Ross Rivers. Responsible for her first crush. Ross Rivers, the one guy who’d never look at her as anything other than a kid. A kid sister. For him to think about her in any other way was obviously as disgusting as incest to him. He’d once told her he’d rather punch himself in the dick, twelve times over, than ever think about kissing her. He was seventeen. She was thirteen. She was probably obnoxious. Still. She might have been able to suck that back if she hadn’t been so blatantly gross over the years. It had been obvious to everyone that she was half in love with him. Or at least, fully in lust. He had known that alright.
Even when she was old enough that she wasn’t straight jailbait… he’d treated her like absolute garbage.
He screwed every girl that moved. He flaunted them in front of her. He made zero secret of the fact that he was an epic man-whore. Worst of all, he was always around. She couldn’t escape him. He was always hanging out with Chance. They were always in trouble together. Doing boy shit. Being gross teenagers. Dating girls. Talking about girls. Having parties. Going to parties. Inviting half the school over for pool parties that she wasn’t invited to, even though it was her own freaking house.

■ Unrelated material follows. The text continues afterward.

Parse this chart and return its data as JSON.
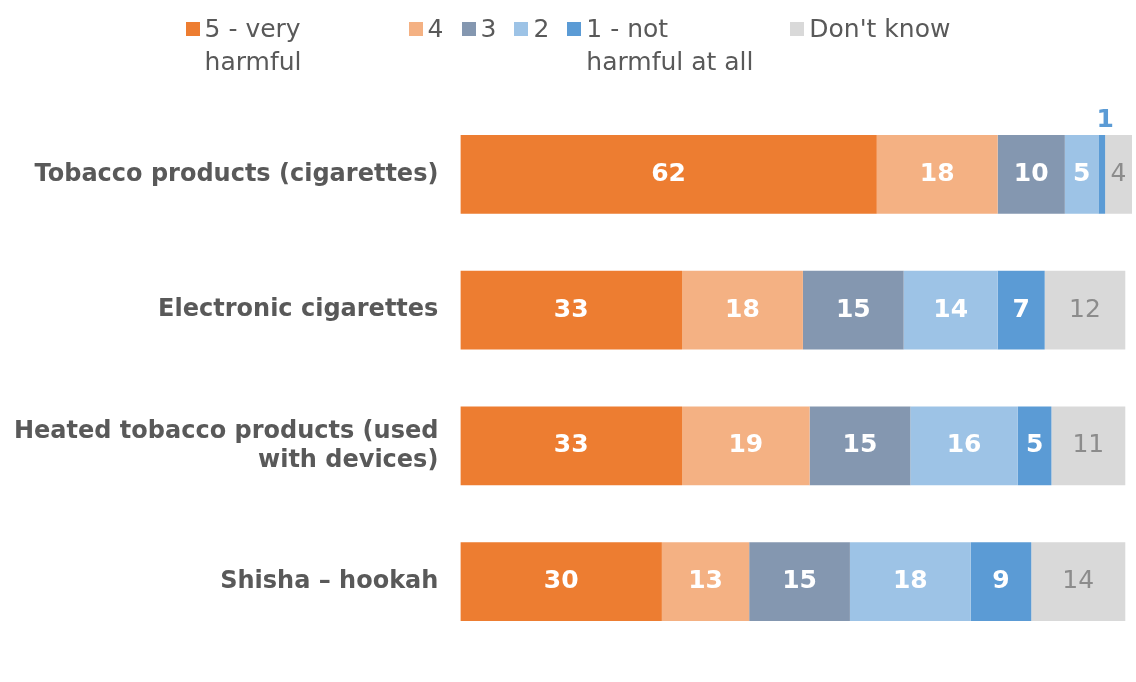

They included her as little as possible.
Her parents wanted her to stay home and go to a college close to San Jose. She chose to go as far north as possible.
“Can you blame me?” Alix snapped. “I stayed away because this place is batshit crazy. Everyone still hangs out like it’s high school. Mom and Dad still work too much. You still live at home. Your friends all still come over. Your room is still a pig sty. And. He’s. Still. Here.”
“Relax. Ross’s different now. He’s a shade or two classier now that he’s a billionaire.”
“His family was always rich. That’s part of what I hated about him. How he liked to lord it over us. He’s likely worse now that he took their money and made a bunch of shitty stock market investments and they paid off and now he thinks he’s a rock star.”
“He never lorded it over us. He didn’t give a shit about money growing up.”
“Obviously he still doesn’t, or he wouldn’t have invested a million of his parents’ dollars in a stock market tip off.”
“It was foolproof.”
“I think what you should be calling it is insider trading. Don’t you know that’s a crime?”
Chance slammed back the rest of the beer, belched again in her face, always the obnoxious older brother who reeked slightly of unwashed socks, sweaty closed-snin room, and stale beer.
“Gross!” Alix waved her hand in the beer scented air. “You’re disgusting. You were always disgusting. You’re still disgusting. Four years hasn’t changed you at all.”
“And you still have a stick up your ass.”
“How cliché of you to say so.” Alix grabbed one of the sweaty, cold beers, but just gripped it in her hand. She liked the way the cold spread from her palm, right to the center of her chest, where that stupid tearing aching feeling burned and chaffed.
“It wasn’t insider trading. He actually did study the market. He knew that the stock was going to pay out. That money was his inheritance, if you want to know. He didn’t gamble anything but his own money.”
“How terrible to be able to get your inheritance before your family dies. And only a million? How paltry of his parents. Or should I say his grandparents?”
“We both know it’s not the money that you hate about Ross. It’s the fact that he never screwed your bony ass, no matter how badly you wanted him to.”
That. Was. It. Alix had just gone through weeks of stressful exams, her last in a long line of four years of hard shit she didn’t even fully understand half the time or want to be doing. She’d never wanted to go into business. As a kid, she’d actually wanted to be a fashion designer. Stupid. Yeah. Her parents never took her seriously. They straight up said they wouldn’t help her with college if she was going to throw her money away like that or a job that would never get her anywhere other than flipping burgers to pay the bills. Clothes were for fun. They were for stressful days, parties, and necessity. They weren’t for providing a living.
Not that she thought there was anything wrong with flipping burgers. She would happily have worked at any fast food restaurant if it meant she could have done what she wanted to do and not been forced into getting a stupid Business Degree. So what if she could now do accounting? She still hated it. How was she supposed to build a future on that when she couldn’t even stand it?